By Moign Khawaja
From the land of colours comes a festival that illuminates the lives of millions of people around the world. Diwali, the festival of lights, is one of the most popular festivals of South Asia, celebrated by followers of three major religions, i.e. the Hindus, Sikhs and Jains. Spanning over five days, this festival is a unique blend of worship, colours, lights, food, fireworks and clothes. It is the festival that is said to bring happiness and good luck in the lives of the elderly, young and children every year. Though regional variations change the theme of the festival and add more charm to it, it is overall a celebration of the triumph of good over evil, light over darkness, and knowledge over ignorance.
Diwali comes from the ancient Indian language Sanskrit word Deepa wali which means row of lights (deepa – lamp, wali – row). Houses, shops, and public places are decorated with small earthenware oil lamps called diyas. The lamps, traditionally fueled by mustard oil, are placed in rows in windows, doors and outside buildings to decorate them.
Toys made of clay are sometimes used in puja (prayers) in Hindu temples. The beauty of this festival are the colours as well as the simplicity and originality.
Hindus honour Lakshmi, the goddess of wealth by worshipping her. People start the new business year at Diwali, and say their prayers to the goddess for a successful year. Some people build a small altar to the goddess and decorate it with money and with pictures of the rewards of wealth, such as cars and houses.
Diwali also celebrates the return of Lord Ram, with his wife Sita and brother Lakshmana to Ayodhya after a 14 year exile, and a war in which he killed the evil and demonic king Ravan. It is believed that the people of Ayodhya, a holy town in Uttar Pradesh state, northern India, lit ghee lamps along the way to light their path in the darkness, hence introducing the Diwali tradition of lighting lamps.
Ravan was a mythical king of rakshasas (demons) with great supernatural power. He is said to have ruled Sri Lanka about 6,000 years ago. Hindu mythology depicts Ravan as a brutal king, kidnapping Ram’s wife Sita. Ram launched an invasion to rescue his wife and killed the Lankan king. Hindus set alight his effigies during the festival to mark the victory of good over evil.
The beautiful patterns drawn on the floor with colours are known as Rangoli. The most popular subject is the lotus flower, a sacred Hindu symbol. Rangoli is an expression of warmth and hospitality.
Diwali is tasteless without the sweets. In the picture you can see sweet orange circles called jalebi; white sweetmeat masses dotted with pistachio called barfi; yellow sweetmeat balls called laddu along with two glasses of special sweetened milk tea. The refreshments are consumed after saying prayers at the temple.
Unlike many religions and their festivals, Diwali is a vivid expression of colours and happiness that is portrayed through lively dances. People, especially young women wear colourful clothes, visit houses in the community and dance to Diwali music and songs.

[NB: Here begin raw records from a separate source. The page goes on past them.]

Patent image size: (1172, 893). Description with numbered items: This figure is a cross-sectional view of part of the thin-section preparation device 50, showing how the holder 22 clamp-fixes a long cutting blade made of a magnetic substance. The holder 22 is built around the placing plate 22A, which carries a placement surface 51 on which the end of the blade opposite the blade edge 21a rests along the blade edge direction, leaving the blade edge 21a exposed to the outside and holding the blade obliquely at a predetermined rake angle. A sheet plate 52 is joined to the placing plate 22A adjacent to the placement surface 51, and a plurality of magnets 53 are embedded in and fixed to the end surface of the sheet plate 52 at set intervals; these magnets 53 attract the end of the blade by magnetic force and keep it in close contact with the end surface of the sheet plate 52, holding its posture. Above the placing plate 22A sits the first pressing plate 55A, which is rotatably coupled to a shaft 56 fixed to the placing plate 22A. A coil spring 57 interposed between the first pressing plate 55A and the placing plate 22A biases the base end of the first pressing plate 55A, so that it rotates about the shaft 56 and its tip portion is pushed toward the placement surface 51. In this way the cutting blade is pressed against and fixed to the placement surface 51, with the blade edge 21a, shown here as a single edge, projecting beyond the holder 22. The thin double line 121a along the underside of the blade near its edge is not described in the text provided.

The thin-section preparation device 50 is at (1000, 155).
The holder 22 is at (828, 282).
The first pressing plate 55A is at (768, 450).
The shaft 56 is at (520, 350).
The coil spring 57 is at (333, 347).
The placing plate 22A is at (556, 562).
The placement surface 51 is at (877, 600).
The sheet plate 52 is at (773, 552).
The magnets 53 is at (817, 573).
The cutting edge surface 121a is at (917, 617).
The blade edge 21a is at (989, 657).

As soon as the elders finish their puja (prayers), kids dressed in new clothes burst firecrackers heralding the defeat of the demon. This festival is very popular among children as they get new clothes, fireworks, food, sweets and lots of pocket money.
Magnificent fireworks culminate the festival of lights in a spectacular fashion. Thousands of people gather to watch the fireworks. People enjoy the festival in a family atmosphere without indulging themselves in alcohol and other intoxicants.

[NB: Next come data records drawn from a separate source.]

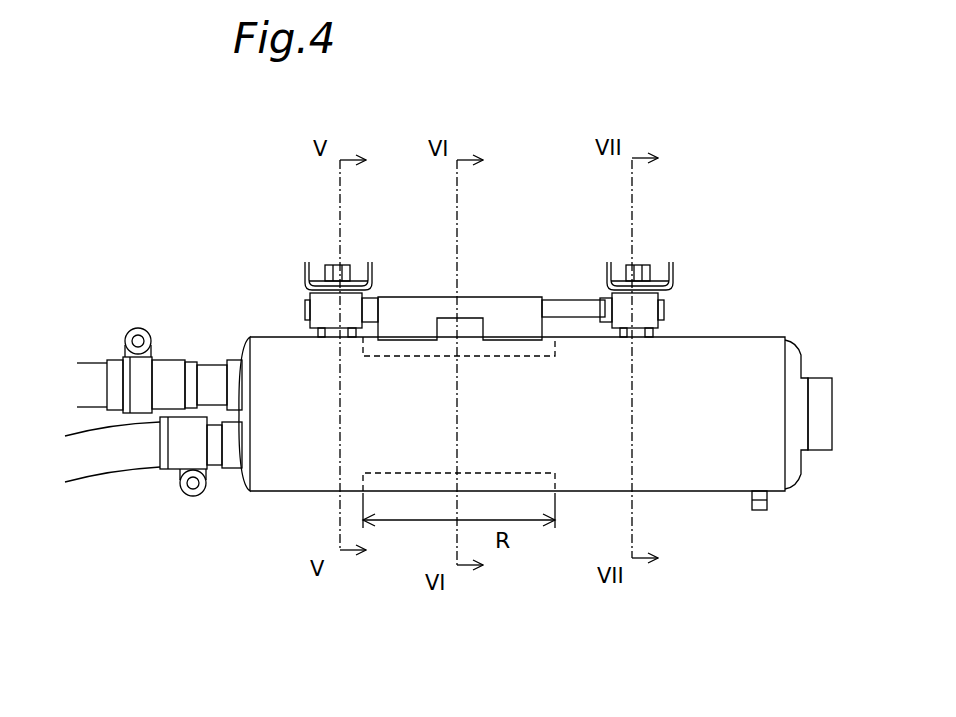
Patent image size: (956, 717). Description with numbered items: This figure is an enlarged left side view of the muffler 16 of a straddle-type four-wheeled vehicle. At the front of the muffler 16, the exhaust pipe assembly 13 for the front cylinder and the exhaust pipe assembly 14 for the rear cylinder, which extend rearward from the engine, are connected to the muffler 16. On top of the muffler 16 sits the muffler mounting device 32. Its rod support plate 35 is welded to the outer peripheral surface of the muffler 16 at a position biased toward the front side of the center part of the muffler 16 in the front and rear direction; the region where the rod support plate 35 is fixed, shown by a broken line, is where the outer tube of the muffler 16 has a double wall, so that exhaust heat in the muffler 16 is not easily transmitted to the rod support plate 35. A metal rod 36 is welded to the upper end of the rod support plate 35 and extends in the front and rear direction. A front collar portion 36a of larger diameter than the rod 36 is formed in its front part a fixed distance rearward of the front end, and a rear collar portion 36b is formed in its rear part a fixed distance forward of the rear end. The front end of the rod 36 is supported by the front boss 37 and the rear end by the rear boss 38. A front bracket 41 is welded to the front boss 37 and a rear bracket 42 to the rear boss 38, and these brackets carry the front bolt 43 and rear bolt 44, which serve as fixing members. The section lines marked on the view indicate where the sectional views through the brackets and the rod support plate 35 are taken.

The exhaust pipe assembly 13 is at (75, 356).
The exhaust pipe assembly 14 is at (92, 476).
The muffler 16 is at (663, 478).
The muffler mounting device 32 is at (487, 222).
The rod support plate 35 is at (472, 297).
The rod 36 is at (548, 300).
The front collar portion 36a is at (375, 292).
The rear collar portion 36b is at (600, 298).
The front boss 37 is at (326, 318).
The rear boss 38 is at (642, 325).
The front bracket 41 is at (285, 244).
The rear bracket 42 is at (671, 263).
The front bolt 43 is at (333, 265).
The rear bolt 44 is at (645, 268).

People flock to illuminated temples to offer their prayers and worship the Hindu gods and seek their blessings for the new year. Diwali marks the end of the harvest season in most of India. Farmers thank for the bounty of the year gone by, and pray for a good harvest for the upcoming year. Traditionally, the festival is the occasion when many businesses close their old accounts and open new ones. It is the last major celebration before winter.